William Hazlitt
1778 - 1830. Buried in St.Anne's Churchyard; native essayist and critic hailed by many as one of the greatest writers in English. He lectured on Shakespeare, other English poets and writers ("a despiser of the merely rich and great; a lover of the people, poor or oppressed…" Charles Wells.) Presently the site of Hazlitt's Hotel, favourite of Bill Bryson.
Wolfgang Amadeus Mozart
1757 - 1791. The Austrian composer was based here, as a child prodigy, with his father, Leopold, from 1764 - 1765.
John Logie Baird
1888 - 1946. The Scottish engineer who first developed television which he demonstrated here in 1926. His system was adopted by the BBC and led to the first public transmissions in 1936. He also experimented with colour, 3D, screen projection and stereophonic sound.
Dr.

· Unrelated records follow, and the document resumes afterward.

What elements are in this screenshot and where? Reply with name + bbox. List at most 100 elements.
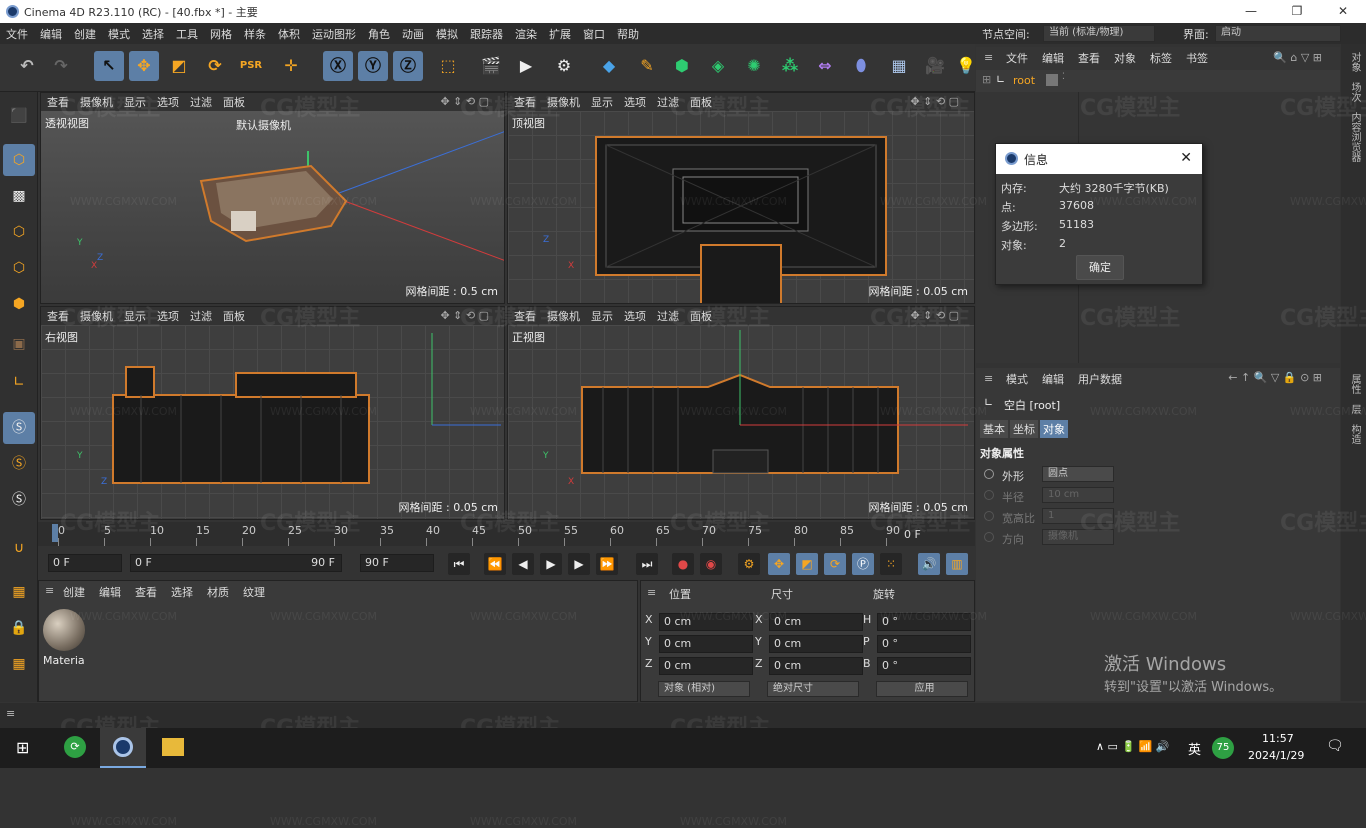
menu-item[interactable]: 帮助 bbox=[611, 26, 645, 42]
render-picture-viewer-icon[interactable]: ▶ bbox=[511, 51, 541, 81]
coordinate-mode-dropdown[interactable]: 对象 (相对) bbox=[658, 681, 750, 697]
viewport-front[interactable]: 查看 摄像机 显示 选项 过滤 面板 ✥ ⇕ ⟲ ▢ 正视图 Y X 网格间距 … bbox=[507, 306, 975, 520]
notification-icon[interactable]: 🗨 bbox=[1326, 738, 1344, 754]
menu-camera[interactable]: 摄像机 bbox=[547, 308, 580, 324]
menu-item[interactable]: 渲染 bbox=[509, 26, 543, 42]
edges-mode-icon[interactable]: ⬡ bbox=[3, 252, 35, 284]
play-icon[interactable]: ▶ bbox=[540, 553, 562, 575]
side-tab[interactable]: 对象 bbox=[1349, 52, 1360, 72]
side-tab[interactable]: 内容浏览器 bbox=[1349, 112, 1360, 162]
rotation-field[interactable]: 0 ° bbox=[877, 635, 971, 653]
cube-object-icon[interactable]: ◆ bbox=[594, 51, 624, 81]
light-object-icon[interactable]: 💡 bbox=[956, 51, 976, 81]
apply-button[interactable]: 应用 bbox=[876, 681, 968, 697]
menu-filter[interactable]: 过滤 bbox=[657, 308, 679, 324]
max-frame-field[interactable]: 90 F bbox=[360, 554, 434, 572]
menu-display[interactable]: 显示 bbox=[591, 308, 613, 324]
position-field[interactable]: 0 cm bbox=[659, 613, 753, 631]
expand-icon[interactable]: ⊞ bbox=[982, 73, 991, 86]
close-button[interactable]: ✕ bbox=[1320, 0, 1366, 23]
menu-item[interactable]: 工具 bbox=[170, 26, 204, 42]
menu-filter[interactable]: 过滤 bbox=[190, 308, 212, 324]
layer-icon[interactable] bbox=[1046, 74, 1058, 86]
tab-coord[interactable]: 坐标 bbox=[1010, 420, 1038, 438]
rotation-field[interactable]: 0 ° bbox=[877, 613, 971, 631]
attr-menu-mode[interactable]: 模式 bbox=[1006, 371, 1028, 387]
x-axis-lock-icon[interactable]: Ⓧ bbox=[323, 51, 353, 81]
locked-workplane-icon[interactable]: 🔒 bbox=[3, 612, 35, 644]
mat-menu-view[interactable]: 查看 bbox=[135, 584, 157, 600]
psr-tool-icon[interactable]: PSR bbox=[236, 51, 266, 81]
position-field[interactable]: 0 cm bbox=[659, 635, 753, 653]
render-view-icon[interactable]: 🎬 bbox=[476, 51, 506, 81]
cloner-icon[interactable]: ✺ bbox=[739, 51, 769, 81]
mograph-icon[interactable]: ⁂ bbox=[775, 51, 805, 81]
rotation-field[interactable]: 0 ° bbox=[877, 657, 971, 675]
snap-icon[interactable]: Ⓢ bbox=[3, 412, 35, 444]
scene-environment-icon[interactable]: ⬮ bbox=[846, 51, 876, 81]
previous-frame-icon[interactable]: ◀ bbox=[512, 553, 534, 575]
menu-options[interactable]: 选项 bbox=[157, 308, 179, 324]
animate-radio-icon[interactable] bbox=[984, 532, 994, 542]
viewport-nav-icons[interactable]: ✥ ⇕ ⟲ ▢ bbox=[440, 95, 489, 108]
menu-view[interactable]: 查看 bbox=[514, 94, 536, 110]
menu-item[interactable]: 网格 bbox=[204, 26, 238, 42]
obj-menu-edit[interactable]: 编辑 bbox=[1042, 50, 1064, 66]
subdivision-surface-icon[interactable]: ⬢ bbox=[667, 51, 697, 81]
position-field[interactable]: 0 cm bbox=[659, 657, 753, 675]
tray-icons[interactable]: ∧ ▭ 🔋 📶 🔊 bbox=[1096, 740, 1170, 753]
viewport-nav-icons[interactable]: ✥ ⇕ ⟲ ▢ bbox=[910, 309, 959, 322]
mat-menu-edit[interactable]: 编辑 bbox=[99, 584, 121, 600]
undo-icon[interactable]: ↶ bbox=[12, 51, 42, 81]
next-key-icon[interactable]: ⏩ bbox=[596, 553, 618, 575]
uv-mode-icon[interactable]: ▣ bbox=[3, 328, 35, 360]
coordinate-system-icon[interactable]: ⬚ bbox=[433, 51, 463, 81]
prop-value[interactable]: 摄像机 bbox=[1042, 529, 1114, 545]
extrude-icon[interactable]: ◈ bbox=[703, 51, 733, 81]
dialog-close-icon[interactable]: ✕ bbox=[1180, 150, 1192, 166]
menu-display[interactable]: 显示 bbox=[591, 94, 613, 110]
go-to-start-icon[interactable]: ⏮ bbox=[448, 553, 470, 575]
tray-badge[interactable]: 75 bbox=[1212, 737, 1234, 759]
floor-object-icon[interactable]: ▦ bbox=[884, 51, 914, 81]
size-field[interactable]: 0 cm bbox=[769, 635, 863, 653]
pen-spline-icon[interactable]: ✎ bbox=[632, 51, 662, 81]
browser-icon[interactable]: ⟳ bbox=[64, 736, 86, 758]
tab-basic[interactable]: 基本 bbox=[980, 420, 1008, 438]
key-rotation-icon[interactable]: ⟳ bbox=[824, 553, 846, 575]
viewport-nav-icons[interactable]: ✥ ⇕ ⟲ ▢ bbox=[440, 309, 489, 322]
menu-item[interactable]: 角色 bbox=[362, 26, 396, 42]
hamburger-icon[interactable]: ≡ bbox=[6, 707, 15, 720]
hamburger-icon[interactable]: ≡ bbox=[647, 586, 656, 599]
playhead[interactable] bbox=[52, 524, 58, 542]
key-pla-icon[interactable]: ⁙ bbox=[880, 553, 902, 575]
z-axis-lock-icon[interactable]: Ⓩ bbox=[393, 51, 423, 81]
menu-panel[interactable]: 面板 bbox=[690, 308, 712, 324]
clock-time[interactable]: 11:57 bbox=[1262, 732, 1294, 745]
scale-tool-icon[interactable]: ◩ bbox=[164, 51, 194, 81]
animate-radio-icon[interactable] bbox=[984, 511, 994, 521]
file-explorer-icon[interactable] bbox=[162, 738, 184, 756]
menu-options[interactable]: 选项 bbox=[624, 94, 646, 110]
maximize-button[interactable]: ❐ bbox=[1274, 0, 1320, 23]
snap-settings-icon[interactable]: Ⓢ bbox=[3, 448, 35, 480]
prop-value[interactable]: 1 bbox=[1042, 508, 1114, 524]
next-frame-icon[interactable]: ▶ bbox=[568, 553, 590, 575]
menu-view[interactable]: 查看 bbox=[47, 94, 69, 110]
prop-value[interactable]: 10 cm bbox=[1042, 487, 1114, 503]
viewport-right[interactable]: 查看 摄像机 显示 选项 过滤 面板 ✥ ⇕ ⟲ ▢ 右视图 Y Z 网格间距 … bbox=[40, 306, 505, 520]
redo-icon[interactable]: ↷ bbox=[46, 51, 76, 81]
rotate-tool-icon[interactable]: ⟳ bbox=[200, 51, 230, 81]
menu-item[interactable]: 模拟 bbox=[430, 26, 464, 42]
bend-deformer-icon[interactable]: ⇔ bbox=[810, 51, 840, 81]
node-space-dropdown[interactable]: 当前 (标准/物理) bbox=[1043, 25, 1155, 42]
obj-menu-file[interactable]: 文件 bbox=[1006, 50, 1028, 66]
model-mode-icon[interactable]: ⬡ bbox=[3, 144, 35, 176]
viewport-top[interactable]: 查看 摄像机 显示 选项 过滤 面板 ✥ ⇕ ⟲ ▢ 顶视图 Z X 网格间距 … bbox=[507, 92, 975, 304]
key-position-icon[interactable]: ✥ bbox=[768, 553, 790, 575]
menu-item[interactable]: 编辑 bbox=[34, 26, 68, 42]
size-field[interactable]: 0 cm bbox=[769, 657, 863, 675]
menu-item[interactable]: 扩展 bbox=[543, 26, 577, 42]
cinema4d-taskbar-button[interactable] bbox=[100, 728, 146, 768]
go-to-end-icon[interactable]: ⏭ bbox=[636, 553, 658, 575]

John Snow Â
1813 - 1858. Pioneer anaesthetist and epidemiologist. He proved in 1854 that the Broad Street pump (the original of which was situated outside The 'Newcastle-on-Tyne' public house - later renamed The John Snow in his honour) is indicated by a red granite kerbstone in Broadwick Street. Dr.Snow discovered that the source of the major outbreak of cholera in the area, in which above 500 Sohoites died, was water-borne and that the source of the infection was the pump. Cholera, a lethal infection of the intestines had reached epidemic proportions in Britain from the 1830's.